Judged on 25 environmental factors, including climate change, Canada achieved an aggregate score of 86.6 out of 100 on the study’s Environmental Performance Index, ahead of Germany (land of the useless wind turbines) in 13th place, the Moonbat’s U.K. in 14th, and, oh, look, 14 places ahead of Denmark, whose capital is Copenhagen, site of the latest UN carbon dioxide-spewing festival of indignation on the dangers of spewing carbon dioxide.
The U.S., home of Nobel Peace Prize winners and warmists extraordinaire Al Gore and Barack Obama, finished in 39th place, although no doubt Canada’s self-loathing chattering classes, now aware there is such a study, will blame it all on George Bush…
Goldstein realistically reminds us that while we do indeed have serious environmental challenges in Canada, the outrage about carbon emissions in Alberta is overblown:
…The oil sands are currently responsible for less than one-tenth of one per cent of global greenhouse gas emissions. Canada is responsible for 2%.
Until China and the U.S. — the world’s number one and two greenhouse gas emitters, responsible for 40% of global emissions — wean themselves off coal as their major electricity source, Canada could turn out the lights tomorrow — shut down everything — and it wouldn’t make any difference to the planet…
But the chattering classes were never concerned about facts.
It’s about selling media and helping their left-wing friends – especially their Moonbat heroes.
Peter Foster takes on takes on the Globe piece by Thomas Homer-Dixon and Andrew Weaver who were attempting to refute the deniers’ arguments (Responding to the skeptics).
In Weaver’s web, Foster pillories both the approach and the substance of the column:
…Dr. Weaver has also been in the forefront of the warmist counterattack.

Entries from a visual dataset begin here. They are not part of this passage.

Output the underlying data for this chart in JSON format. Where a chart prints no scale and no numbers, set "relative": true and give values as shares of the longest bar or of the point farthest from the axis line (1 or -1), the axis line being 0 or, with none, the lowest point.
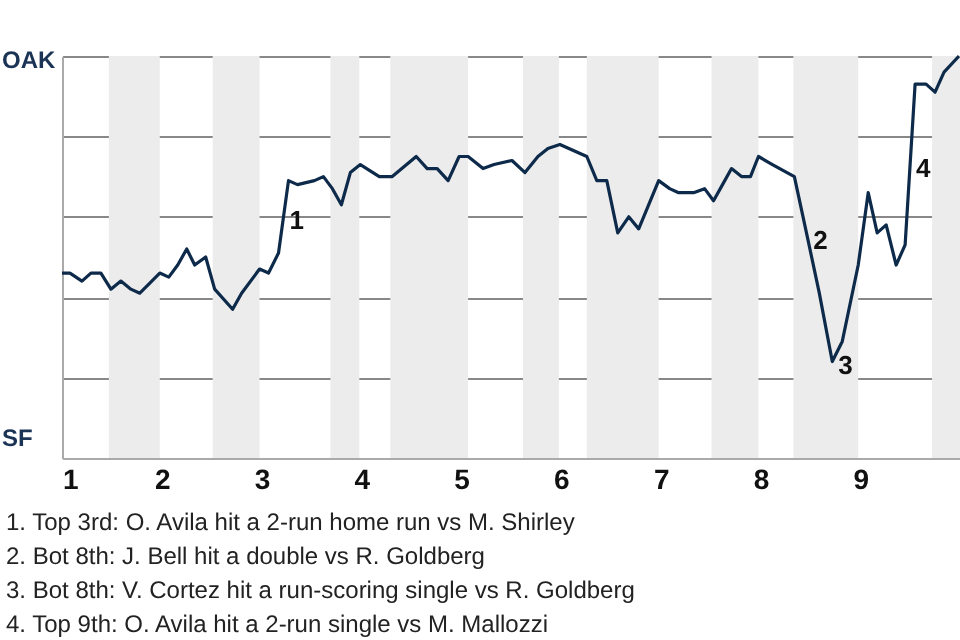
{
  "chart_data": {
    "type": "line",
    "color": "#0d2a4a",
    "grid": "y",
    "line_style": "solid",
    "marker": "none",
    "relative": true,
    "xlim": [
      1,
      10
    ],
    "xticks": [
      1,
      2,
      3,
      4,
      5,
      6,
      7,
      8,
      9
    ],
    "x": [
      1.0,
      1.08,
      1.2,
      1.29,
      1.39,
      1.49,
      1.59,
      1.69,
      1.78,
      1.98,
      2.07,
      2.16,
      2.25,
      2.33,
      2.44,
      2.53,
      2.71,
      2.8,
      2.98,
      3.07,
      3.17,
      3.27,
      3.36,
      3.53,
      3.62,
      3.71,
      3.8,
      3.89,
      3.99,
      4.18,
      4.31,
      4.55,
      4.66,
      4.76,
      4.87,
      4.98,
      5.07,
      5.22,
      5.33,
      5.51,
      5.64,
      5.77,
      5.87,
      5.99,
      6.26,
      6.36,
      6.46,
      6.57,
      6.68,
      6.78,
      6.98,
      7.09,
      7.18,
      7.33,
      7.44,
      7.53,
      7.62,
      7.71,
      7.81,
      7.9,
      7.98,
      8.12,
      8.34,
      8.47,
      8.59,
      8.72,
      8.82,
      8.98,
      9.08,
      9.17,
      9.26,
      9.36,
      9.45,
      9.55,
      9.66,
      9.75,
      9.84,
      9.99
    ],
    "values": [
      0.46,
      0.46,
      0.44,
      0.46,
      0.46,
      0.42,
      0.44,
      0.42,
      0.41,
      0.46,
      0.45,
      0.48,
      0.52,
      0.48,
      0.5,
      0.42,
      0.37,
      0.41,
      0.47,
      0.46,
      0.51,
      0.69,
      0.68,
      0.69,
      0.7,
      0.67,
      0.63,
      0.71,
      0.73,
      0.7,
      0.7,
      0.75,
      0.72,
      0.72,
      0.69,
      0.75,
      0.75,
      0.72,
      0.73,
      0.74,
      0.71,
      0.75,
      0.77,
      0.78,
      0.75,
      0.69,
      0.69,
      0.56,
      0.6,
      0.57,
      0.69,
      0.67,
      0.66,
      0.66,
      0.67,
      0.64,
      0.68,
      0.72,
      0.7,
      0.7,
      0.75,
      0.73,
      0.7,
      0.55,
      0.41,
      0.24,
      0.29,
      0.48,
      0.66,
      0.56,
      0.58,
      0.48,
      0.53,
      0.93,
      0.93,
      0.91,
      0.96,
      1
    ],
    "bands": [
      {
        "axis": "x",
        "from": 1.47,
        "to": 1.98,
        "color": "#ececec"
      },
      {
        "axis": "x",
        "from": 2.51,
        "to": 2.98,
        "color": "#ececec"
      },
      {
        "axis": "x",
        "from": 3.69,
        "to": 3.98,
        "color": "#ececec"
      },
      {
        "axis": "x",
        "from": 4.29,
        "to": 5.07,
        "color": "#ececec"
      },
      {
        "axis": "x",
        "from": 5.62,
        "to": 5.98,
        "color": "#ececec"
      },
      {
        "axis": "x",
        "from": 6.26,
        "to": 6.98,
        "color": "#ececec"
      },
      {
        "axis": "x",
        "from": 7.51,
        "to": 7.98,
        "color": "#ececec"
      },
      {
        "axis": "x",
        "from": 8.33,
        "to": 8.98,
        "color": "#ececec"
      },
      {
        "axis": "x",
        "from": 9.72,
        "to": 10,
        "color": "#ececec"
      }
    ],
    "annotations": [
      "OAK",
      "SF",
      {
        "text": "1",
        "x": 3.22,
        "y": 0.6
      },
      {
        "text": "2",
        "x": 8.47,
        "y": 0.55
      },
      {
        "text": "3",
        "x": 8.72,
        "y": 0.24
      },
      {
        "text": "4",
        "x": 9.5,
        "y": 0.73
      },
      "1. Top 3rd: O. Avila hit a 2-run home run vs M. Shirley",
      "2. Bot 8th: J. Bell hit a double vs R. Goldberg",
      "3. Bot 8th: V. Cortez hit a run-scoring single vs R. Goldberg",
      "4. Top 9th: O. Avila hit a 2-run single vs M. Mallozzi"
    ]
  }
}
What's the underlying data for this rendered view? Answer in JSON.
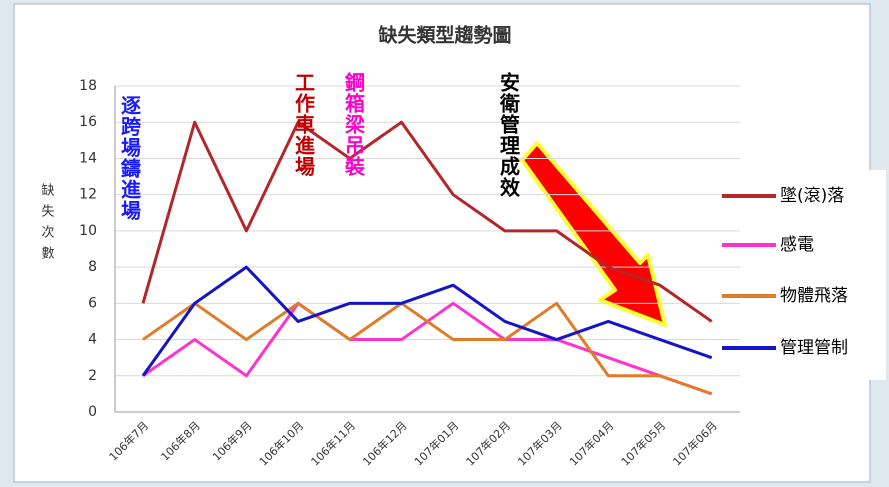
{
  "chart_data": {
    "type": "line",
    "title": "缺失類型趨勢圖",
    "y_label": "缺失次數",
    "categories": [
      "106年7月",
      "106年8月",
      "106年9月",
      "106年10月",
      "106年11月",
      "106年12月",
      "107年01月",
      "107年02月",
      "107年03月",
      "107年04月",
      "107年05月",
      "107年06月"
    ],
    "series": [
      {
        "name": "墜(滾)落",
        "color": "#b3262a",
        "values": [
          6,
          16,
          10,
          16,
          14,
          16,
          12,
          10,
          10,
          8,
          7,
          5
        ]
      },
      {
        "name": "感電",
        "color": "#ff33cc",
        "values": [
          2,
          4,
          2,
          6,
          4,
          4,
          6,
          4,
          4,
          3,
          2,
          1
        ]
      },
      {
        "name": "物體飛落",
        "color": "#e07b28",
        "values": [
          4,
          6,
          4,
          6,
          4,
          6,
          4,
          4,
          6,
          2,
          2,
          1
        ]
      },
      {
        "name": "管理管制",
        "color": "#1414c8",
        "values": [
          2,
          6,
          8,
          5,
          6,
          6,
          7,
          5,
          4,
          5,
          4,
          3
        ]
      }
    ],
    "annotations": [
      {
        "text": "逐跨場鑄進場",
        "color": "#1a1aff"
      },
      {
        "text": "工作車進場",
        "color": "#c00000"
      },
      {
        "text": "鋼箱梁吊裝",
        "color": "#ff00cc"
      },
      {
        "text": "安衛管理成效",
        "color": "#000000"
      }
    ],
    "ylim": [
      0,
      18
    ],
    "yticks": [
      0,
      2,
      4,
      6,
      8,
      10,
      12,
      14,
      16,
      18
    ],
    "grid": true,
    "legend": "right"
  }
}
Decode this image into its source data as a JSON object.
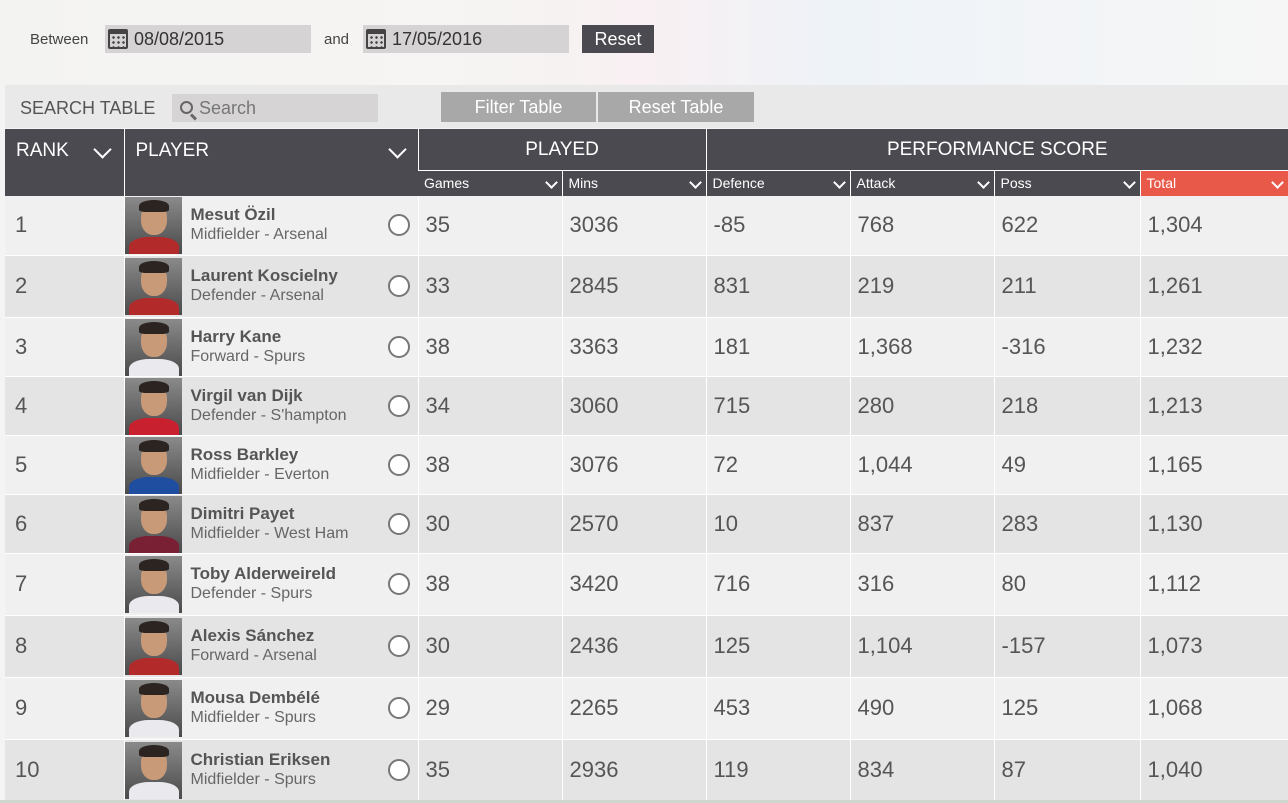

On Monday, he co-authored a piece with Thomas Homer-Dixon in The Globe and Mail from which references to Climategate were conspicuously absent. The two academics boldly knocked down erroneous “skeptical” arguments without identifying who actually holds them. Strangely, apart from avoiding the “C” word, and appearing not to understand what solar climate theory actually involves, they also ignored the main point of scientific skepticism, which is that a link between human activity and a significant impact on the global climate has not been established. Meanwhile they make some distinctly dodgy arguments of their own…
Foster’s essay is well worth the read and provides some excellent material for your own debates with the truth skeptics.